From what I could recall, there is some progress observed for myself:-

– After M1, I was working towards building up Qi in the membranous tissue, loosening lumbar, the work on the mind was still very technical, the way it was, it has to be already outward or “materialized”, then I knew something went wrong.  The mind was still being driven by external factors most of the time, and I was not aware that I was reacting to the external triggers.

– After going through 2 sessions of M2, I realized this is mainly the internal work, the self matters the most, it is a true “self-realization” course. No matter what happens, “self” has to take full accountability onto what our responses are, including something that triggers us to react negatively, right question should be asked to the self why should we react negatively if it is our life activities that is more important? And sometimes, also for the positive emotions too, why should we feel happy and great when people praise us, since we aware of the value of what we have done, the level which we are in?   

The awareness is being refined further to perceive the thoughts, the condition of the body, the condition of the mind (sometimes, not every time).  Indirectly it helps improving the EC. As we are more familiar with the awareness and the internal peace of the mind, we are more alert when external triggers challenge the existing reference system. This is when we could ask more “why” questions so that we could change the reference system to a more objective view, a more holistic state.  To change the belief, in fact takes time….  

With this realization, when carrying out life activities, I will “look inside” Self <or shall I say check the feeling  inside>  to check whether my action is appropriate in order to create value to self and others. (sometimes, but not all the time yet).   

M2 helps tremendously in practicing qigong, it is more inward focusing into the mind

itself, not only movements and Qi flow. (okh: note that without the prior perception of movements and qi flow many would have lost the way..)

It also made me better understand what wholesome is about and what was mentioned by Hui Neng.

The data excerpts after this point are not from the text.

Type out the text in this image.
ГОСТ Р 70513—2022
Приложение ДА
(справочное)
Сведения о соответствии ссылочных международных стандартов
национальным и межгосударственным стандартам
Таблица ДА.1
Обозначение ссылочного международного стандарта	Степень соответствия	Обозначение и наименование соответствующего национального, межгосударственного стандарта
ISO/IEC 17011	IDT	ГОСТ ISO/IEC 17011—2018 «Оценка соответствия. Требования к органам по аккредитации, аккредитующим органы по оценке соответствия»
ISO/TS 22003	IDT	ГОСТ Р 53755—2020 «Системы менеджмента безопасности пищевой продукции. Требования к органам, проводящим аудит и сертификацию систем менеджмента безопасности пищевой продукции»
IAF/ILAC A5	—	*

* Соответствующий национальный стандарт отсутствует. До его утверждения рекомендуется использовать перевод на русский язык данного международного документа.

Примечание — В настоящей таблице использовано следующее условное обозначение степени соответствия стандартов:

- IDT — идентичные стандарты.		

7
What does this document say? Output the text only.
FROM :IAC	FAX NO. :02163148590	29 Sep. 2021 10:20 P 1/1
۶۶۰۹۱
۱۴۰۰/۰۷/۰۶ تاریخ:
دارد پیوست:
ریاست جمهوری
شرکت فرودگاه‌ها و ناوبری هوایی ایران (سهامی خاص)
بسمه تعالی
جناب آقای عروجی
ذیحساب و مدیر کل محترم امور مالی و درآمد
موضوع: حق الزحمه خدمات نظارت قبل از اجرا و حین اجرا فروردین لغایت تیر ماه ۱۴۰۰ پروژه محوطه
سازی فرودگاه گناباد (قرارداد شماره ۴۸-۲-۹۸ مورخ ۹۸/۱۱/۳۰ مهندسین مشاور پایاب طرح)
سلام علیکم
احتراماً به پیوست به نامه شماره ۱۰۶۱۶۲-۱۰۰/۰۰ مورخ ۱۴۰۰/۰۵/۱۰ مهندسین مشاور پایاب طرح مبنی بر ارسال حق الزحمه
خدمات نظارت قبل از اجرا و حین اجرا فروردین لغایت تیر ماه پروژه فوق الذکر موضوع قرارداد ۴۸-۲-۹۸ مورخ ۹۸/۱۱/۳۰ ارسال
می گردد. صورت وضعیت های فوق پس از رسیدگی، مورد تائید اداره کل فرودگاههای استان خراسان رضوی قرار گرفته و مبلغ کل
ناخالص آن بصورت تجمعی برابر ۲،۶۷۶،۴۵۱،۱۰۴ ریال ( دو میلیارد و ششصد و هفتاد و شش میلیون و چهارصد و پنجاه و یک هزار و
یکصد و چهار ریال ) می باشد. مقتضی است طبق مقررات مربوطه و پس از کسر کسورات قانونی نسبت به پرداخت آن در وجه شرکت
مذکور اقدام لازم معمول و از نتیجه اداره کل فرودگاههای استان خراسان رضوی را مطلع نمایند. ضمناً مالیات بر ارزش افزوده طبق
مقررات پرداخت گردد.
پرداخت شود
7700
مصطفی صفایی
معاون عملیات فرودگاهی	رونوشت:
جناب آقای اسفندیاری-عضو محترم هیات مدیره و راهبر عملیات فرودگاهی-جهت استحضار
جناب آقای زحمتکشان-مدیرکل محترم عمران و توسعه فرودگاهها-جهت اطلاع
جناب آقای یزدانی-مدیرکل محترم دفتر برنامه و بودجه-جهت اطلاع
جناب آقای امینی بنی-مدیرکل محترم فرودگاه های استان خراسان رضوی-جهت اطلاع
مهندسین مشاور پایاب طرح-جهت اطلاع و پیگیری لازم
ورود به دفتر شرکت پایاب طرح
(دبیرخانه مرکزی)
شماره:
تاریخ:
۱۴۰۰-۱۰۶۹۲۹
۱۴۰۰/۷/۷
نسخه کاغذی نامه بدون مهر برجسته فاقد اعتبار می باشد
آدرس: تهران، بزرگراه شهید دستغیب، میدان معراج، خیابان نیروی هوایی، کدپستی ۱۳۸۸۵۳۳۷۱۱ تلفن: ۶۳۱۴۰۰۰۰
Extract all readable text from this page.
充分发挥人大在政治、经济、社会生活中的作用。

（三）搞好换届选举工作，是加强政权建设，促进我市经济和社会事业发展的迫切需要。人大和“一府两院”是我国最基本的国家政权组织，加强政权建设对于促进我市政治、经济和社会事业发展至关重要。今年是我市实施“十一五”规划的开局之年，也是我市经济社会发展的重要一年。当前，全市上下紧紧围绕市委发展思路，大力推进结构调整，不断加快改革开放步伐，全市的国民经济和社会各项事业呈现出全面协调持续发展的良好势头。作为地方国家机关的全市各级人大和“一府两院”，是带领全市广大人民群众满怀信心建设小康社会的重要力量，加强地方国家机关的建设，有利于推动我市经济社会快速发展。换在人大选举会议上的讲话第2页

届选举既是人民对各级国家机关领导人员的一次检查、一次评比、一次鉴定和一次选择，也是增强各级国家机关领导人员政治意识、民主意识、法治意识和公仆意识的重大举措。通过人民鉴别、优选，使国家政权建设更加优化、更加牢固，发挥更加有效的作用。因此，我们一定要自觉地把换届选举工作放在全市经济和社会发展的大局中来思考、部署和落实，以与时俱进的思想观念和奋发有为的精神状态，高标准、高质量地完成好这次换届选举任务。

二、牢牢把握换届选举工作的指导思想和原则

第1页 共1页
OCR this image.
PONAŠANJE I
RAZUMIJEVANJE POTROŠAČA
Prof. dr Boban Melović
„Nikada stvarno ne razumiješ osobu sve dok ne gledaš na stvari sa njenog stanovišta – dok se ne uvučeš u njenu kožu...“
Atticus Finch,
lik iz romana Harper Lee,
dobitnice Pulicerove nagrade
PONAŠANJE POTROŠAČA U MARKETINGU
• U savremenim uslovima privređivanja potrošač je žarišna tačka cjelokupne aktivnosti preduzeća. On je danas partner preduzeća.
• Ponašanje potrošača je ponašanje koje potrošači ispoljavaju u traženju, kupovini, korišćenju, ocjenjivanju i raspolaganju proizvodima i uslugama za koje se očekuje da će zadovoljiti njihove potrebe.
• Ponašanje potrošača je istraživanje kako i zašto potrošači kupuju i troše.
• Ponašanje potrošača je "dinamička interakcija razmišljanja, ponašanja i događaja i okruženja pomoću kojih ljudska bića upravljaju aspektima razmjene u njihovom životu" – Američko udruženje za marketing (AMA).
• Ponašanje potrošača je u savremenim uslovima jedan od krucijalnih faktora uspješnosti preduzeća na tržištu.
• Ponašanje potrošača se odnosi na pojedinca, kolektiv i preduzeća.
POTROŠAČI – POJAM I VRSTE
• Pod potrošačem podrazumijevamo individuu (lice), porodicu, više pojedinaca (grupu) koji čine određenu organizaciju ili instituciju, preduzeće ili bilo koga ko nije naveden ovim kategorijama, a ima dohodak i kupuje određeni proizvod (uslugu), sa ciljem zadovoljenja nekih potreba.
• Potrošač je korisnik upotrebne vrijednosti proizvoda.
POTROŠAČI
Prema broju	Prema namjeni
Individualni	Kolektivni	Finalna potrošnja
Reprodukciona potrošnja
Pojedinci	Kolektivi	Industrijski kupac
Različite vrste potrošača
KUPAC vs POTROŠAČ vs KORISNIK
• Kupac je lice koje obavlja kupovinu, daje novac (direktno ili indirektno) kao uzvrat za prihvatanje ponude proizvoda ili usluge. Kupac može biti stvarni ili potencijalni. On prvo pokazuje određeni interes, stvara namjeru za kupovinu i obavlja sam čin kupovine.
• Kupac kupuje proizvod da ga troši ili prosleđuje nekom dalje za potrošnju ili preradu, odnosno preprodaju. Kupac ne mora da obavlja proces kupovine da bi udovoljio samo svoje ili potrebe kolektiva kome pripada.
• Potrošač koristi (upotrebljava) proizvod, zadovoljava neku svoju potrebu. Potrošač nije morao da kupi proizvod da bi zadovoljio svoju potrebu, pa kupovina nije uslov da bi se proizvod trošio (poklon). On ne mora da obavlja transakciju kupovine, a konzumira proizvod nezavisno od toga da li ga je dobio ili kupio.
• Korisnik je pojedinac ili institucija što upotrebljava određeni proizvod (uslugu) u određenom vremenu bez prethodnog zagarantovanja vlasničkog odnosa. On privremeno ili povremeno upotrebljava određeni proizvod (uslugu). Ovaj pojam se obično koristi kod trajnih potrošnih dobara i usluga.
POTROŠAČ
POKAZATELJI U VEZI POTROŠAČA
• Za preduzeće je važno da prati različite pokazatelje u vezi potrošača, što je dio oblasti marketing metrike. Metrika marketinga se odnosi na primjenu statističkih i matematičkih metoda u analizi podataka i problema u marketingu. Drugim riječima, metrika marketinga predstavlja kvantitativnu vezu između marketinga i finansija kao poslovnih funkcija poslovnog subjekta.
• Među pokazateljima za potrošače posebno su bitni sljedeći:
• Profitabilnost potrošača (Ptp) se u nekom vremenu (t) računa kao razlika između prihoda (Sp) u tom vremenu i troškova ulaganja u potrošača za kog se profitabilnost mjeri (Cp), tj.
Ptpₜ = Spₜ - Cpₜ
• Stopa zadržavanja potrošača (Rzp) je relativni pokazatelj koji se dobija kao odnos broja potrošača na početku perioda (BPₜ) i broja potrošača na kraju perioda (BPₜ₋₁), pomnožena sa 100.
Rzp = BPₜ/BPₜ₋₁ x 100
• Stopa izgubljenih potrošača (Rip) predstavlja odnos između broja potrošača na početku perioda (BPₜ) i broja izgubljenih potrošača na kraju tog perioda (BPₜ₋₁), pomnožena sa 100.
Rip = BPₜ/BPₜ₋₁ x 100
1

More to share but don’t know how to elaborate…..

#2

The very distinct different between the module 1 n 2 is that module 1 is more on the physical aspect whereas module 2 has more emphasis on the mind. 

After going through the 2nd round of module 2, i could notice that my awareness and understanding are getting deeper. It is like reading a book again and again, the understanding gets clearer. So, i would like to attend the revision course next year.

I find the method of asking WHY is a very useful and powerful tool for me. For me, with the answer from WHY , experiences and thinking has made me realise a lot of things. And more importantly  is MY SUPERSTITIONS and FEAR  has reduced a lot. I know what is going on in myself and my surrounding. I am not led by mystified answer. I am able to lift up MY SELF.I am able to handle my daughters , issues , surrounding much better. The core is I am able to stay at my self very much better. I won’t be like the story of Aesop and the donkey.

So far , I truly admit that exposure to ZQ is one of the very few excellent things that happen to me. I know my road in still long. The path might not be smooth, but I am very willing to further explore ZQ , willing to face challenges , willing to do the things that i should do to achieve my goal. (okh: willing is from will, from WILL POWER.) I always tell my students: GOOD things are hard to come by. We need to put in effort, time, energy, priority and faith. Now I am telling it back to myself. All along I know what i want but all along I have yet to find a suitable , reasonable , logical, meaningful path until now.